I've been getting 40-50t/s out of qwen3.6:27b on a 4090 limited to 350W with the MTP changes that went in. That comes out at 8.75J/t at the upper end. No idea how that compares with anything else out there. I'd expect a 5090 to be a bit cheaper because it'd be faster within the same power limit.
My dream would be a local model that can do, say, 80% of the day to day tasks I need; "how does X Handler connect to Y storage?", "commit that feature, but leave out the bits that relate to billing" etc.
It would have 99% reliable tool calling - and most importantly - the ability to go "this task is beyond my skills" and refer to a Big Boy Online Model in a gigantic datacenter somewhere.
This way all of the simple stuff would be done on-device, gathering data, figuring out the context of the problem etc. And when that's done, the "smart" model would come in to work on the issue when all of the easy stuff is already done.
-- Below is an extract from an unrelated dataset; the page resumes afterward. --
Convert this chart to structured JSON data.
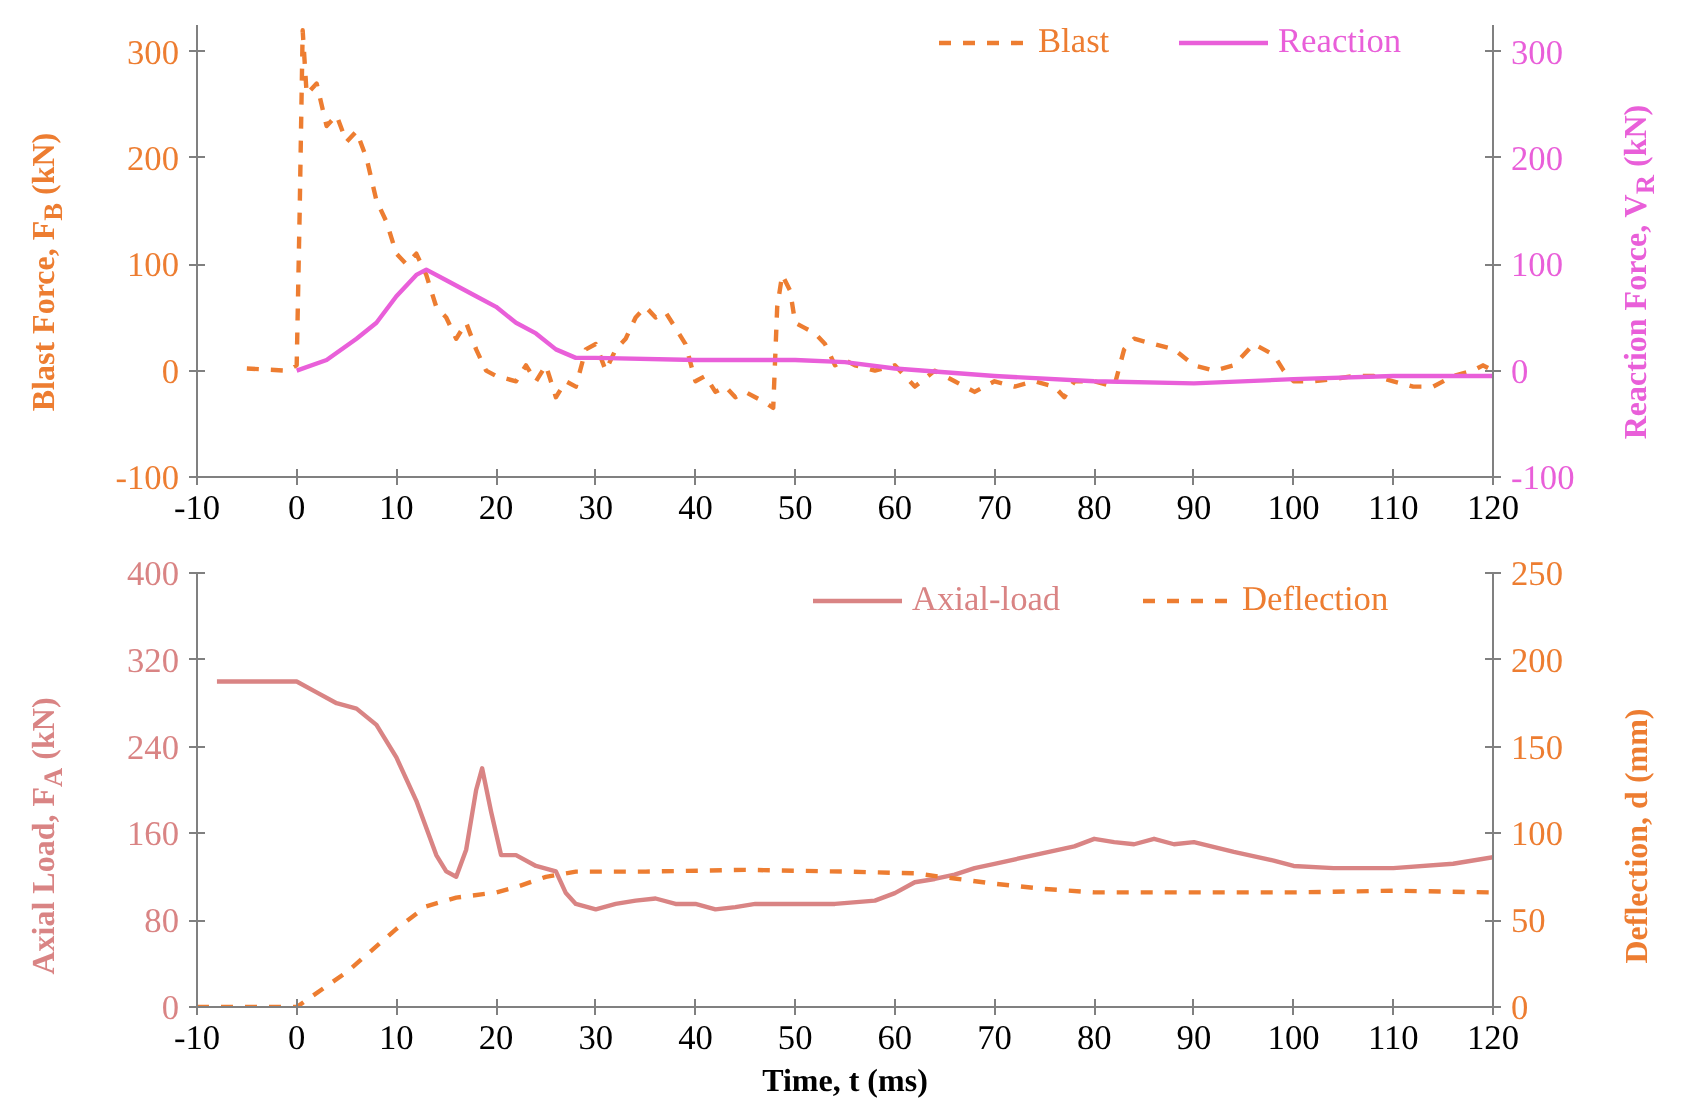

It feels super stupid that my /commit skill calls an online model when that is something a local model can 100% do. Mostly this is a harness issue though and mostly solvable.
> Unlike the way they are hyped sometimes, as fantastic tools for coding and agentic local work.
They really are fantastic for a lot of use cases and I think most people do not need SOTA. When I run that qwen model in my measly 4070 12 GB for my personal email agent that I build and experiment with, I need privacy more than anything else. It does a great job. Even for coding tasks, given you know how to use them instead of dumping a grand plan, it's great.
But that's current hardware. What about future hardware? What about hardware optimized for inference? What about hardware optimized to run a particular model?
I believe that local models are a necessary extension of the personal computer and I imagine that one could have had similar criticisms of early personal computers.